Thursday, November 6, 2025

ICTSI delivers record growth in first nine months of 2025, net income jumps 19% to US$751.56 million

International Container Terminal Services, Inc. (ICTSI) today reported unaudited consolidated financial results for the first nine months ended September 30, 2025, confirming strong momentum driven by disciplined execution and a diversified global portfolio.

The Group achieved significant increases across all key metrics, primarily fueled by volume growth and improved operational efficiency across its network spanning the Americas, Asia, and EMEA.

Financial and Operational Highlights (First Nine Months of 2025):

  • Consolidated Volume: Increased 11 percent to 10.69 million TEUs (twenty-foot equivalent units), up from 9.60 million TEUs in the same period in 2024, reflecting an improvement in trade activities globally.
  • Revenue from Port Operations: Rose 16 percent to US$2.34 billion (from US$2.01 billion in 2024).
  • EBITDA (Earnings Before Interest, Taxes, Depreciation, and Amortization): Grew 17 percent to US$1.54 billion (from US$1.32 billion in 2024), improving the EBITDA margin to 66 percent.
  • Net Income Attributable to Equity Holders: Increased 19 percent to US$751.56 million (from US$632.58 million in 2024).
  • Diluted Earnings Per Share (EPS): Increased 21 percent to US$0.365.

Enrique K. Razon Jr., ICTSI Chairman and President, commented on the results: “The excellent performance in the first nine months of 2025 is a testament to the strength of our global operations and the disciplined execution of our strategy. With revenues rising 16 percent to US$1.54 billion, we have delivered growth across all key metrics. A 19 percent increase in net income attributable to equity holders and a 21 percent increase in diluted earnings per share reflect our continued focus on prudent financial management and delivering value for our shareholders. Our diversified portfolio has enabled us to capture opportunities in dynamic markets, demonstrating the resilience of our business and operational excellence.”

ICTSI’s strong performance continued into the third quarter (Q3) of 2025:

  • Q3 Consolidated Throughput: 12 percent higher at 3.70 million TEUs.
  • Q3 Revenue from Port Operations: Increased 20 percent to US$827.74 million.
  • Q3 Net Income: Increased 26 percent to US$267.72 million.

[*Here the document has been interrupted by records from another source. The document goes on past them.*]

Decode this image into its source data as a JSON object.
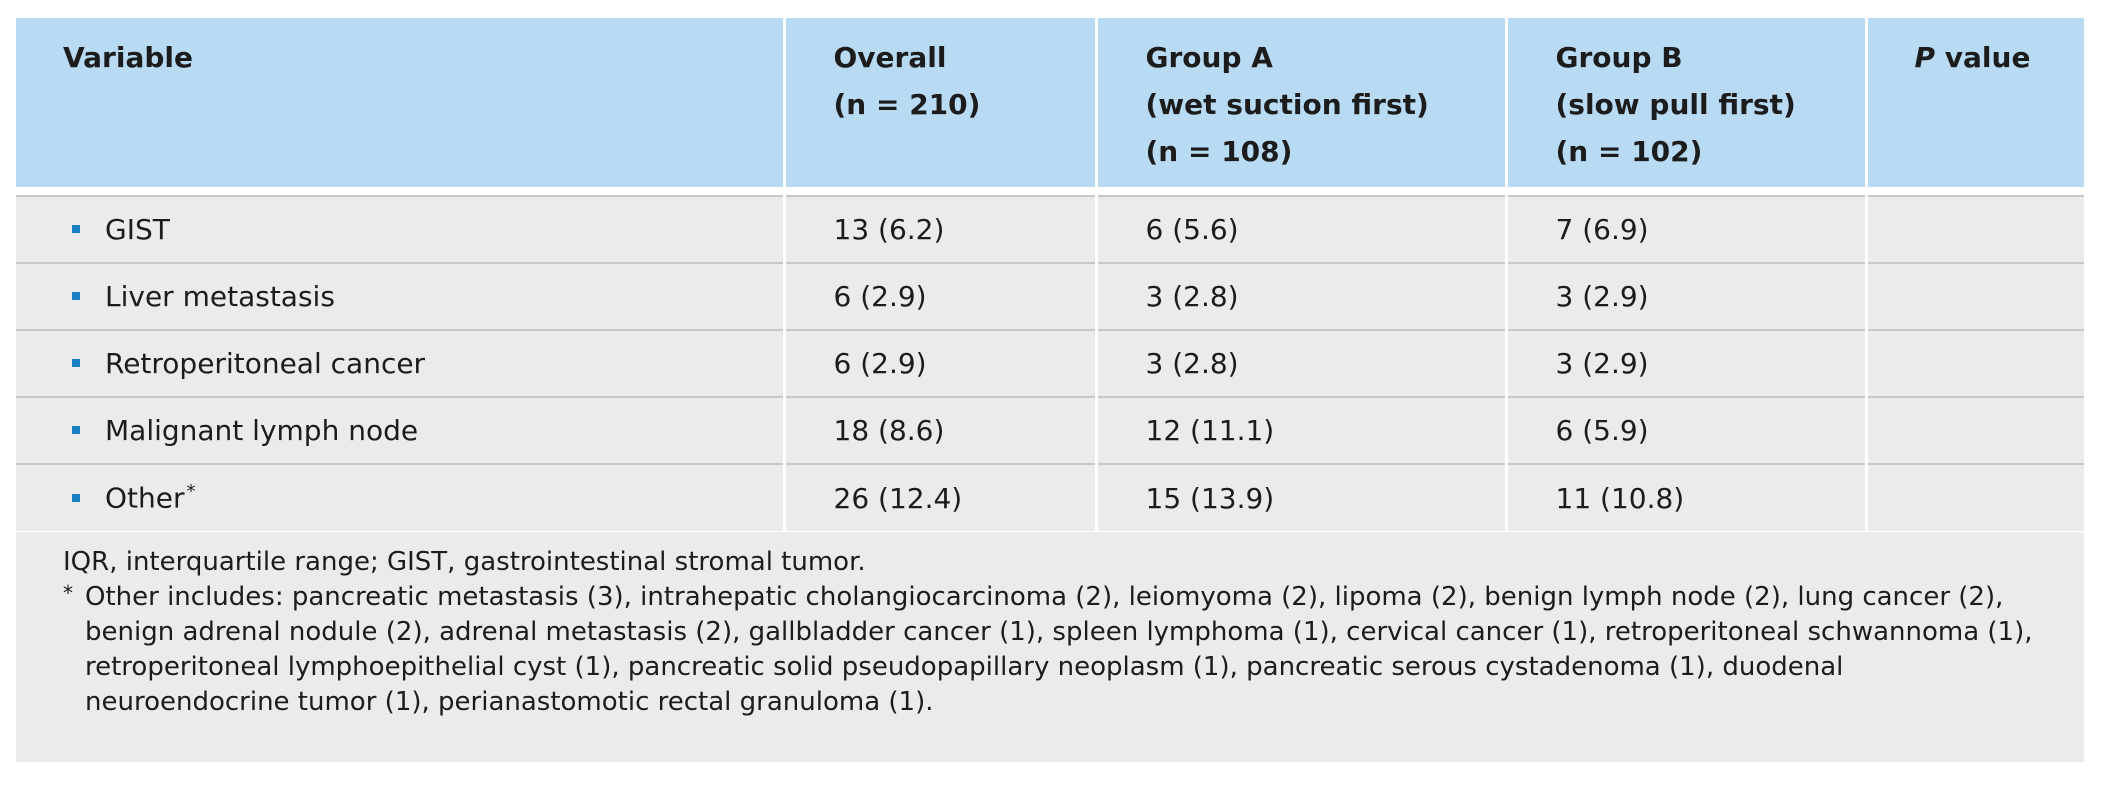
{
  "table": {
    "headers": {
      "variable": "Variable",
      "overall": {
        "line1": "Overall",
        "line2": "(n = 210)"
      },
      "group_a": {
        "line1": "Group A",
        "line2": "(wet suction first)",
        "line3": "(n = 108)"
      },
      "group_b": {
        "line1": "Group B",
        "line2": "(slow pull first)",
        "line3": "(n = 102)"
      },
      "p_value": {
        "italic": "P",
        "rest": " value"
      }
    },
    "rows": [
      {
        "variable": "GIST",
        "marker": "",
        "overall": "13 (6.2)",
        "group_a": "6 (5.6)",
        "group_b": "7 (6.9)",
        "p_value": ""
      },
      {
        "variable": "Liver metastasis",
        "marker": "",
        "overall": "6 (2.9)",
        "group_a": "3 (2.8)",
        "group_b": "3 (2.9)",
        "p_value": ""
      },
      {
        "variable": "Retroperitoneal cancer",
        "marker": "",
        "overall": "6 (2.9)",
        "group_a": "3 (2.8)",
        "group_b": "3 (2.9)",
        "p_value": ""
      },
      {
        "variable": "Malignant lymph node",
        "marker": "",
        "overall": "18 (8.6)",
        "group_a": "12 (11.1)",
        "group_b": "6 (5.9)",
        "p_value": ""
      },
      {
        "variable": "Other",
        "marker": "*",
        "overall": "26 (12.4)",
        "group_a": "15 (13.9)",
        "group_b": "11 (10.8)",
        "p_value": ""
      }
    ]
  },
  "footnotes": {
    "abbreviations": "IQR, interquartile range; GIST, gastrointestinal stromal tumor.",
    "other_marker": "*",
    "other_text": "Other includes: pancreatic metastasis (3), intrahepatic cholangiocarcinoma (2), leiomyoma (2), lipoma (2), benign lymph node (2), lung cancer (2), benign adrenal nodule (2), adrenal metastasis (2), gallbladder cancer (1), spleen lymphoma (1), cervical cancer (1), retroperitoneal schwannoma (1), retroperitoneal lymphoepithelial cyst (1), pancreatic solid pseudopapillary neoplasm (1), pancreatic serous cystadenoma (1), duodenal neuroendocrine tumor (1), perianastomotic rectal granuloma (1)."
  },
  "colors": {
    "header_bg": "#b8dbf3",
    "body_bg": "#ebebeb",
    "bullet": "#1b7fc3",
    "row_divider": "#c8c8c8"
  }
}
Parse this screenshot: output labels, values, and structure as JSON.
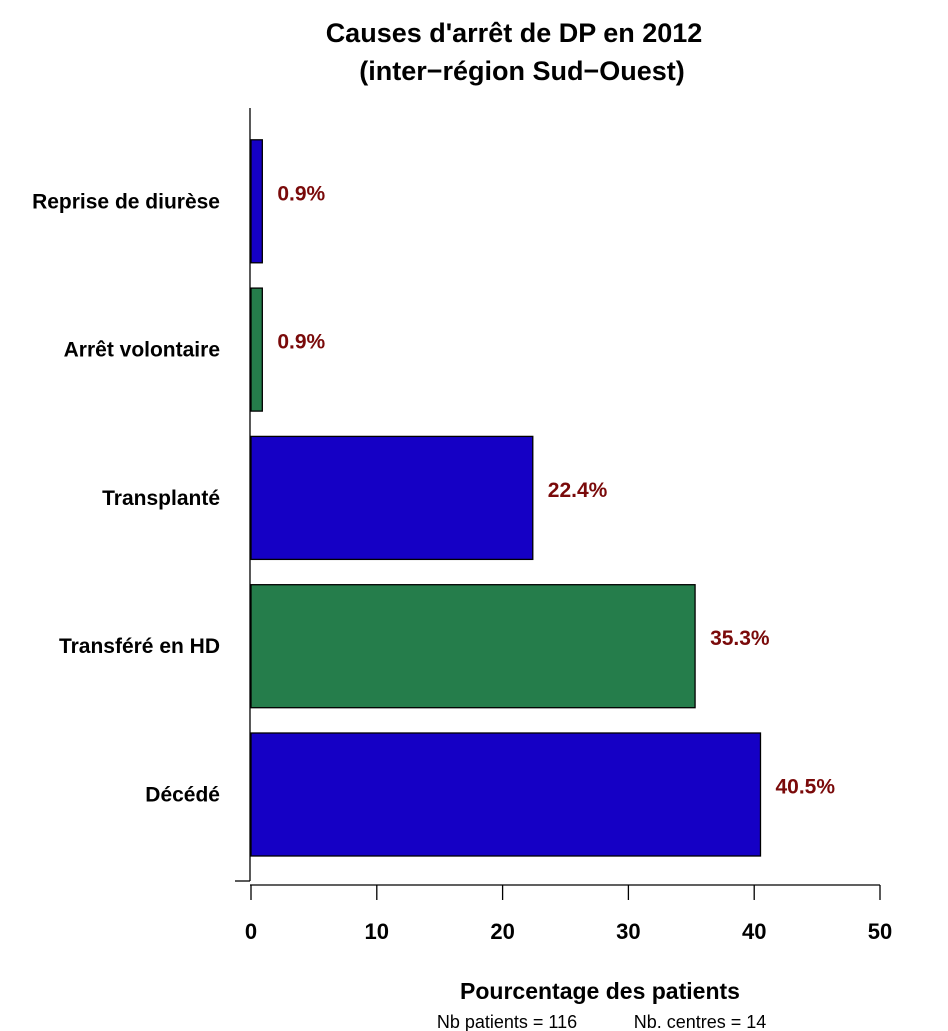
{
  "chart_data": {
    "type": "bar",
    "orientation": "horizontal",
    "title": "Causes d'arrêt de DP en 2012",
    "subtitle": "(inter−région Sud−Ouest)",
    "xlabel": "Pourcentage des patients",
    "ylabel": "",
    "categories": [
      "Décédé",
      "Transféré en HD",
      "Transplanté",
      "Arrêt volontaire",
      "Reprise de diurèse"
    ],
    "values": [
      40.5,
      35.3,
      22.4,
      0.9,
      0.9
    ],
    "data_labels": [
      "40.5%",
      "35.3%",
      "22.4%",
      "0.9%",
      "0.9%"
    ],
    "bar_colors": [
      "#1500c5",
      "#257d4b",
      "#1500c5",
      "#257d4b",
      "#1500c5"
    ],
    "label_color": "#7a0a0a",
    "xlim": [
      0,
      50
    ],
    "xticks": [
      "0",
      "10",
      "20",
      "30",
      "40",
      "50"
    ],
    "grid": false,
    "legend": "none"
  },
  "footer": {
    "patients": "Nb patients =  116",
    "centres": "Nb. centres =  14"
  }
}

Drivers of Growth and Capital Expenditure

The increase in gross revenue was primarily driven by volume growth, favorable container mix, tariff adjustments, and higher revenues from ancillary services. The Group also benefited from volume recovery, particularly at its facility in Guayaquil, Ecuador.

In line with its long-term strategy, ICTSI continues to invest in expansion projects. Capital expenditures for the first nine months of 2025 totaled US$449.61 million, mainly for ongoing expansions in Contecon Manzanillo S.A. (CMSA) in Mexico, key Philippine terminals, and ICTSI DR Congo S.A. (IDRC).

For the full year 2025, the Group’s capital expenditure is estimated at US$580 million and will focus on:

  • Continued development of the new project in Batangas, Philippines.
  • Phase 3B expansion at CMSA, Manzanillo, Mexico.
  • Expansion of Manila International Container Terminal (MICT), Philippines, and IDRC, Matadi, DRC.
  • New expansion projects at ICTSI Rio, Brazil, and Mindanao Container Terminal, Philippines.

Mr. Razon Jr. concluded, “As we continue to invest in strategic expansions and pursue new opportunities, we remain committed to driving sustainable growth and innovation throughout our global network. ICTSI is well-positioned to build on this momentum and deliver long-term value.”